If you need a P pickup with different length sides you have few options. Nordstrand makes one, but it won't come with a cover. You can probably find the one Fender puts in their P5s, but that, and the Nordstrand, may be too "vintage tone" for you. Duncan/Basslines makes a P5 that's only available through Mike Lull, but it's $175, and "vintage" tone. Wilkinson also makes one, but it seems kind of cheap.

The EMGs may be your safest bet.

I had the same dilemma with a Yamaha Attitude 5 I have, and I ended up getting it routed for two soapbar pickups (the bridge pickup was that ridiculous proprietary shape Yamaha uses on their single coil bass pickups) and I had some Nordstrand Big Splits put in. I found out the hard way that I don't like the way a pickup with single coil, jazz style tone sounds in the neck position.


----------



## mtillem (Jan 21, 2010)

Beta, how hard was it to re-route the pickup spaces?


----------



## Beta (Jan 22, 2010)

I didn't do it myself, but I don't think it was difficult. The neck route didn't have to be perfect because it's concealed by a pickguard, and the bridge route was really more just widening the ends of the existing route to match the middle.

I woudn't do it myself unless I was already good at this sort of thing and had the proper apparatus, if that's what you're asking.


----------



## josh pelican (Feb 12, 2010)

What sort of bass is it?

I've heard amazing reviews about the new EMG P/J-X pickups. You'll see me saying this a lot in bass threads, but chuck an Aguilar preamp in there with those pickups and you'll be in love.


----------



## Beta (Feb 14, 2010)

I don't think EMG makes an X series version of the P5J set.


----------



## Nats (Feb 14, 2010)

josh pelican said:


> What sort of bass is it?
> 
> I've heard amazing reviews about the new EMG P/J-X pickups. You'll see me saying this a lot in bass threads, but chuck an Aguilar preamp in there with those pickups and you'll be in love.
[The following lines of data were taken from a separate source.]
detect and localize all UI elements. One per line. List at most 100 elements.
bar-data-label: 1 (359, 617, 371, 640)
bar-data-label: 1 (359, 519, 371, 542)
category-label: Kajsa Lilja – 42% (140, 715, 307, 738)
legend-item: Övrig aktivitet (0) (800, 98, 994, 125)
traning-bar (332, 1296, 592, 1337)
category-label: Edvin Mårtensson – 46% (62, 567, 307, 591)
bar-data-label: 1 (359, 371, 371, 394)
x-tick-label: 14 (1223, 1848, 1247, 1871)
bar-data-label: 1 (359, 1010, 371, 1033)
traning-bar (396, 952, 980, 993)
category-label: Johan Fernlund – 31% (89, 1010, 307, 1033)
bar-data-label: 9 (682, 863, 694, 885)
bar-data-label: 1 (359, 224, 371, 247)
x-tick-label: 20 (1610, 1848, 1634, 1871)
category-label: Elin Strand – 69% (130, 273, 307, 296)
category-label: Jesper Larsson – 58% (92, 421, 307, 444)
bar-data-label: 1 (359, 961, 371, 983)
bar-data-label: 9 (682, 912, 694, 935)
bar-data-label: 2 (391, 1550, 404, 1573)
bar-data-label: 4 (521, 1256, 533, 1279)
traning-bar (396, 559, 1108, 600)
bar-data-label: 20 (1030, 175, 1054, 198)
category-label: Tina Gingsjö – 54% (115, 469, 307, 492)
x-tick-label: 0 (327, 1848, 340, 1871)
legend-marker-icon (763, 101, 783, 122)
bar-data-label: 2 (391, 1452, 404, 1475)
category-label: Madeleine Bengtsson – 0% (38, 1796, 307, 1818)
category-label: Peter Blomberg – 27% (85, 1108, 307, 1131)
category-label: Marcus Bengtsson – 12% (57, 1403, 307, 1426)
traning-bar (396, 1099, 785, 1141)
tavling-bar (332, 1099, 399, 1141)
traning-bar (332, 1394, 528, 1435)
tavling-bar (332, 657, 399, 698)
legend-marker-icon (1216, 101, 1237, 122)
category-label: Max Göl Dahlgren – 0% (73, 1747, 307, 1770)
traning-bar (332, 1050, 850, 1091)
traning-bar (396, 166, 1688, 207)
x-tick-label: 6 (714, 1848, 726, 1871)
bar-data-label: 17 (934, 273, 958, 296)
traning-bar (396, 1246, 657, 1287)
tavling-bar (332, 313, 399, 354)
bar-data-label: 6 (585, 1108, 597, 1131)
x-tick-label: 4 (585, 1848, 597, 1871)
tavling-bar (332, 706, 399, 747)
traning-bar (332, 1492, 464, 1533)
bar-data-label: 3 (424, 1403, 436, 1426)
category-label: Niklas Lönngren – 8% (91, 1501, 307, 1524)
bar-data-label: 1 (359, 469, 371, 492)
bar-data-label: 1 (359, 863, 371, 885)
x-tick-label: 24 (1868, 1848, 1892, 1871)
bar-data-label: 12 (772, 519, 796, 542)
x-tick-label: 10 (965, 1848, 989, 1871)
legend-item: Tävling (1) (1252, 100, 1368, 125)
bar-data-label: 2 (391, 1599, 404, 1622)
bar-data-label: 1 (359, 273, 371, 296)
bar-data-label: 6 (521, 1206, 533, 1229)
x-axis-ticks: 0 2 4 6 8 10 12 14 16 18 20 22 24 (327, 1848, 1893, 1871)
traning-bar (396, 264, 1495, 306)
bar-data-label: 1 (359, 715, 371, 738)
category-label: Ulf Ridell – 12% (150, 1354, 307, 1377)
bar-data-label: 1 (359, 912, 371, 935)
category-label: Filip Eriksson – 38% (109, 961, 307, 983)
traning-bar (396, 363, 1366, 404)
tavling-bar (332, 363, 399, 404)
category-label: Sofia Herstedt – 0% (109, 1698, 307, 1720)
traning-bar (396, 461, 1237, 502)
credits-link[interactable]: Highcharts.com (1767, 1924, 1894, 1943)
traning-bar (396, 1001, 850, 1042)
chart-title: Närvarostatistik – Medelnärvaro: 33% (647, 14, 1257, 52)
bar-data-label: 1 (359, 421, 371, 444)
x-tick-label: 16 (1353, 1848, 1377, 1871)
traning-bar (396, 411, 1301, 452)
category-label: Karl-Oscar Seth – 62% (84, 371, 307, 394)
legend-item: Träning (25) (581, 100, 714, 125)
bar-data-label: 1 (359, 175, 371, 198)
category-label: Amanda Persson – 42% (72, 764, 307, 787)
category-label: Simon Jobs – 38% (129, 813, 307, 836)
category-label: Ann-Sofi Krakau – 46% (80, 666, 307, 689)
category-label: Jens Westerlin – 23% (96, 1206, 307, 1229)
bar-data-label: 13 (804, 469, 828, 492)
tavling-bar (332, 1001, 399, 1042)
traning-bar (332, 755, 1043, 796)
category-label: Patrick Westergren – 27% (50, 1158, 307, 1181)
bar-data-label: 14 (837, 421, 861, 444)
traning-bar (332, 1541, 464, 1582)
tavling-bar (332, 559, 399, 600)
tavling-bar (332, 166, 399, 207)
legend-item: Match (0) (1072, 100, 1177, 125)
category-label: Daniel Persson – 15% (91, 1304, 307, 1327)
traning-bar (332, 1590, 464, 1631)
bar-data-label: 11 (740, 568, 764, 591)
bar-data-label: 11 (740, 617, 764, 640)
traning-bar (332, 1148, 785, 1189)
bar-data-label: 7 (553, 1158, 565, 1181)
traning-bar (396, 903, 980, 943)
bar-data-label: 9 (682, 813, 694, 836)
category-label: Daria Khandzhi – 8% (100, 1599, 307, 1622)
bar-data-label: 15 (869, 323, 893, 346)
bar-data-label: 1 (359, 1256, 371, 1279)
i agree on the aguilar. i just had an OBP-2 installed in my warwick thumb BO. sounds godly


----------



## mtillem (Feb 17, 2010)

If I reroute my bass, which is what it's looking like I'll need to do, what soapbars do you recommend for metal? I see EMG has a couple, Seymour Duncan has a new Blackout pickup for the bass or something else. I have a set of Blackouts in my guitar and love them but wanted to get your input since I haven't heard any of these bass pickups.


----------